In einem Imagefilm lässt sich diese Prävention anschaulich darstellen. Animierte Sequenzen können zeigen, wie ein Beratungsbesuch im Betrieb abläuft, welche Gefährdungen erkannt und beseitigt werden und wie die statistische Unfallquote durch BG-Beratung sinkt. Für industrielle Berufsgenossenschaften eignen sich 3D-Animationen besonders gut, um Gefahrenquellen und Schutzmaßnahmen in Maschinen und Produktionsprozessen zu visualisieren.
Rehabilitation: Das Fürsorgeversprechen sichtbar machen
Nach einem Arbeitsunfall oder einer Berufskrankheit greift das umfassende Rehabilitationssystem der gesetzlichen Unfallversicherung. Medizinische Rehabilitation, berufliche Wiedereingliederung und soziale Unterstützung gehören zum Leistungsspektrum. Dieses "Alles aus einer Hand"-Prinzip ist ein erheblicher Vorteil gegenüber anderen Versicherungsmodellen.
Ein Imagefilm kann diesen Rehabilitationsweg nachzeichnen: von der ersten medizinischen Versorgung über die Reha bis zur erfolgreichen Rückkehr in den Arbeitsalltag. Solche Erfolgsgeschichten sind nicht nur informativ, sondern auch emotional bewegend - und verankern die BG als verlässlichen Partner in schwierigen Lebenssituationen.
Zielgruppen eines BG-Imagefilms
Berufsgenossenschaften sprechen mit ihrem Imagefilm mehrere Zielgruppen gleichzeitig an. Für Arbeitgeber steht die Beratungsleistung und die Entlastung bei Arbeitsschutzverpflichtungen im Vordergrund. Für Arbeitnehmer ist das Wissen um den Unfallschutz und die Rehabilitationsleistungen relevant.
Neue Mitarbeiter der BG selbst sind eine weitere Zielgruppe: Ein Imagefilm für das Onboarding erklärt den gesellschaftlichen Auftrag und stärkt die Identifikation mit der Körperschaft. Für die Fachkräftegewinnung im Wettbewerb mit der Privatwirtschaft ist ein überzeugender Auftritt als sinnstiftender Arbeitgeber von wachsender Bedeutung.
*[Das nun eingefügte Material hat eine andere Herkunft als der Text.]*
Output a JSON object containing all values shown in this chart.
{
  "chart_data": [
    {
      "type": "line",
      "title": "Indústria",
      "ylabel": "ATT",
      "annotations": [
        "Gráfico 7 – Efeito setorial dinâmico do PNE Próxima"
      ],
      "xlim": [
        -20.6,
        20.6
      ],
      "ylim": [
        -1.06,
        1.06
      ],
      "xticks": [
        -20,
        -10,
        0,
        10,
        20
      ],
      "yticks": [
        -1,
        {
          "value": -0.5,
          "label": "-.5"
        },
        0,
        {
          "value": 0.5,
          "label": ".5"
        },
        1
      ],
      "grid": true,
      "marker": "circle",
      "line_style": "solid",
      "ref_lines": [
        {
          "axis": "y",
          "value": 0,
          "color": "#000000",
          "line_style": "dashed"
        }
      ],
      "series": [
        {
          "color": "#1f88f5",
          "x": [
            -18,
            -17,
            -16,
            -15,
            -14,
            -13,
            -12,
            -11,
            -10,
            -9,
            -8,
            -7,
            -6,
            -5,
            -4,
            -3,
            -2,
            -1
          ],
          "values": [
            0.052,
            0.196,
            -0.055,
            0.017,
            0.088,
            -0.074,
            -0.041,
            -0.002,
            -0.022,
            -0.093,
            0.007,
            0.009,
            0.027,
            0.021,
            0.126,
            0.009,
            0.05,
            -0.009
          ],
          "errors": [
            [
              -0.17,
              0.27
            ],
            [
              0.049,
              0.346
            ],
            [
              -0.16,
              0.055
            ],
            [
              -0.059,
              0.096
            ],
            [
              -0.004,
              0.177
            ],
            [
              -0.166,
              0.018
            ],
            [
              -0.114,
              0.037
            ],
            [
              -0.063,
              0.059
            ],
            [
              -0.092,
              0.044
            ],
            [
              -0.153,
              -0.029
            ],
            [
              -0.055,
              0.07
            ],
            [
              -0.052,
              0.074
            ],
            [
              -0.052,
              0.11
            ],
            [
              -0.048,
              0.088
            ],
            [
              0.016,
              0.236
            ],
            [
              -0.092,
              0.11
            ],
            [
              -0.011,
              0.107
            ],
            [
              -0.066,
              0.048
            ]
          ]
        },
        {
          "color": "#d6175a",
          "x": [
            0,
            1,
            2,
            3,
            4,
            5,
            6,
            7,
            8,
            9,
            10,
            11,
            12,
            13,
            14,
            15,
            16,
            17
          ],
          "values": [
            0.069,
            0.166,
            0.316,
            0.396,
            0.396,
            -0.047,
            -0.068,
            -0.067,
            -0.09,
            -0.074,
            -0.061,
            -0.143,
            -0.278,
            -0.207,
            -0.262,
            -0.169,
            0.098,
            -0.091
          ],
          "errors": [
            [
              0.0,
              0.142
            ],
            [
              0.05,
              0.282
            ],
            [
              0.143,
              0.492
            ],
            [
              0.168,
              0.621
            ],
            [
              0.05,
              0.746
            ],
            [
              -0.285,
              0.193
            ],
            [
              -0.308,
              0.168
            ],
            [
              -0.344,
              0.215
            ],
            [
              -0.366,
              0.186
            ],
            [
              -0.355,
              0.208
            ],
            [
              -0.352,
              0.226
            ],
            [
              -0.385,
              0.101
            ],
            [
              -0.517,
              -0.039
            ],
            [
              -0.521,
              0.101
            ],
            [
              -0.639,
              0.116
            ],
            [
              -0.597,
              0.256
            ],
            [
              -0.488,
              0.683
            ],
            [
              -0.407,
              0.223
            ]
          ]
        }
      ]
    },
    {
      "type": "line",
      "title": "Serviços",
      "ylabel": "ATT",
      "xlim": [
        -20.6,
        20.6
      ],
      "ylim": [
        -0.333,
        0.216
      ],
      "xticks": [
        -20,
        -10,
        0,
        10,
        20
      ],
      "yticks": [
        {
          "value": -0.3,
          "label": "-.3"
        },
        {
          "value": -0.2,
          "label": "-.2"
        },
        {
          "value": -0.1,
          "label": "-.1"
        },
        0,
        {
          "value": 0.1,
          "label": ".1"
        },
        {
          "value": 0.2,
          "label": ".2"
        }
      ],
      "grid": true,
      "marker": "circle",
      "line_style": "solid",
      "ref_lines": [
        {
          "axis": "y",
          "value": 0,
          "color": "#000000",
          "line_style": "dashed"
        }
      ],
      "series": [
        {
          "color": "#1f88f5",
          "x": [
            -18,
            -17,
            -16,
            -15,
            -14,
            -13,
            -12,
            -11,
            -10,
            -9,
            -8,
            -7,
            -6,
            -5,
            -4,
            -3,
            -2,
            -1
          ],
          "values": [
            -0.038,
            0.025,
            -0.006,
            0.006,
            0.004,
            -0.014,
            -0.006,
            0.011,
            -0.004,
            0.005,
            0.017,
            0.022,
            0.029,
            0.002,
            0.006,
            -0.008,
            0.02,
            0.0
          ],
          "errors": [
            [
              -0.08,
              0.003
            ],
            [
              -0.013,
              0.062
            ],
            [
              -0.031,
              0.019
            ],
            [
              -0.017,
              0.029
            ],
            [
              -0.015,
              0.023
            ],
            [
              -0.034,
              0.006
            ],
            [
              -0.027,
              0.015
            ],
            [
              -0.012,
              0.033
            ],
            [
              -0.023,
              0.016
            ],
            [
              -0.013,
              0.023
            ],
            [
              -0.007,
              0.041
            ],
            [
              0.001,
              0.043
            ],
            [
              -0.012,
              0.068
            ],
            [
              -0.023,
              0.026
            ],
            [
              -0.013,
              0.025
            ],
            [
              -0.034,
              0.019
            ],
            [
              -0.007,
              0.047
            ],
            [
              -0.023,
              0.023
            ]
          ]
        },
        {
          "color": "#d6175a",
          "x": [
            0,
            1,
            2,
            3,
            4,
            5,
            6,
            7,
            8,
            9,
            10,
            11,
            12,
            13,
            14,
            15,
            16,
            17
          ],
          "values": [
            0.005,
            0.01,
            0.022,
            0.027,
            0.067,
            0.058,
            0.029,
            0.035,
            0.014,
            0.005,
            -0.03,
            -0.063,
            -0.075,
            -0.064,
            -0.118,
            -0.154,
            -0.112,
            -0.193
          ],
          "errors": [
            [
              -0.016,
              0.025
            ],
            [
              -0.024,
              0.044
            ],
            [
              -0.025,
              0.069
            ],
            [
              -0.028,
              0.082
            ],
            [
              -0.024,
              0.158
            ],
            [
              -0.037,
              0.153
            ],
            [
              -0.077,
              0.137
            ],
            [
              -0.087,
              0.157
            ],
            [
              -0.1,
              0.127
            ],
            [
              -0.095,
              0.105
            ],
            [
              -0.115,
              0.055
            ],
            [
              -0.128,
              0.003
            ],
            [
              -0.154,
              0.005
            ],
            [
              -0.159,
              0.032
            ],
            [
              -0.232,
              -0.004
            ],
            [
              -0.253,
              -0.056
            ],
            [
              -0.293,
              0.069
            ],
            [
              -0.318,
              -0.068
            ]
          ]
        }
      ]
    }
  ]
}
Animierter Imagefilm vs. Realfilm für Körperschaften
Bei öffentlichen Körperschaften stellt sich oft die Frage: Realfilm mit echten Mitarbeitern und Versicherten, oder animierter Imagefilm? Beide Formate haben Vorteile. Realfilm schafft Authentizität und zeigt echte Gesichter. Animation ermöglicht es, abstrakte Leistungen und Prozesse anschaulich zu machen, ohne auf Drehmöglichkeiten in Betrieben angewiesen zu sein.
Für Berufsgenossenschaften mit vielfältigem Branchenspektrum ist Animation oft die praktischere Wahl: Ein einziges Video kann Prävention in der Baubranche, Rehabilitation nach Industrieunfällen und Beratung für kleine Handwerksbetriebe darstellen - ohne teure Multi-Standort-Drehs.
Kosten und Produktion
3DStory produziert professionelle Imagefilme für Berufsgenossenschaften und Unfallversicherungsträger zum Festpreis von 3.900 EUR netto. Das Video ist in 7 Werktagen fertig. Im Paket enthalten sind Konzept, Skript, Animation, Sprecheraufnahme und Musikuntermalung. Eine 100% Geld-zurück-Garantie sichert Ihre Investition ab.
Bei öffentlichen Körperschaften gilt oft das Gebot der Wirtschaftlichkeit. Der Festpreis ermöglicht eine einfache Budgetplanung und vermeidet kostspielige Nachtragskalkulationen, wie sie bei traditionellen Filmproduktionen häufig entstehen.
Imagefilm für Ihre Körperschaft
3DStory produziert professionelle Imagefilme zum Festpreis von 3.900 EUR netto, fertig in 7 Werktagen, mit 100% Geld-zurück-Garantie.
Jetzt Projekt anfragenHäufige Fragen
Was kostet ein Imagefilm für eine Berufsgenossenschaft?
3DStory produziert Imagefilme für Berufsgenossenschaften und Unfallversicherungsträger zum Festpreis von 3.900 EUR netto, fertig in 7 Werktagen.
Welche Themen zeigt ein Imagefilm einer Berufsgenossenschaft?
Typische Themen: Prävention und Arbeitssicherheit, Rehabilitation und Rückkehr in den Beruf, Leistungen nach einem Arbeitsunfall, Beratungsangebote für Betriebe und Versicherte sowie das Fürsorgeversprechen der Körperschaft.
Wo setzt eine Berufsgenossenschaft ihren Imagefilm ein?
Imagefilme für BGen werden auf der Website, auf Messen und Fachveranstaltungen, bei der Mitgliederwerbung, im Intranet für Mitarbeiter sowie auf LinkedIn und YouTube eingesetzt.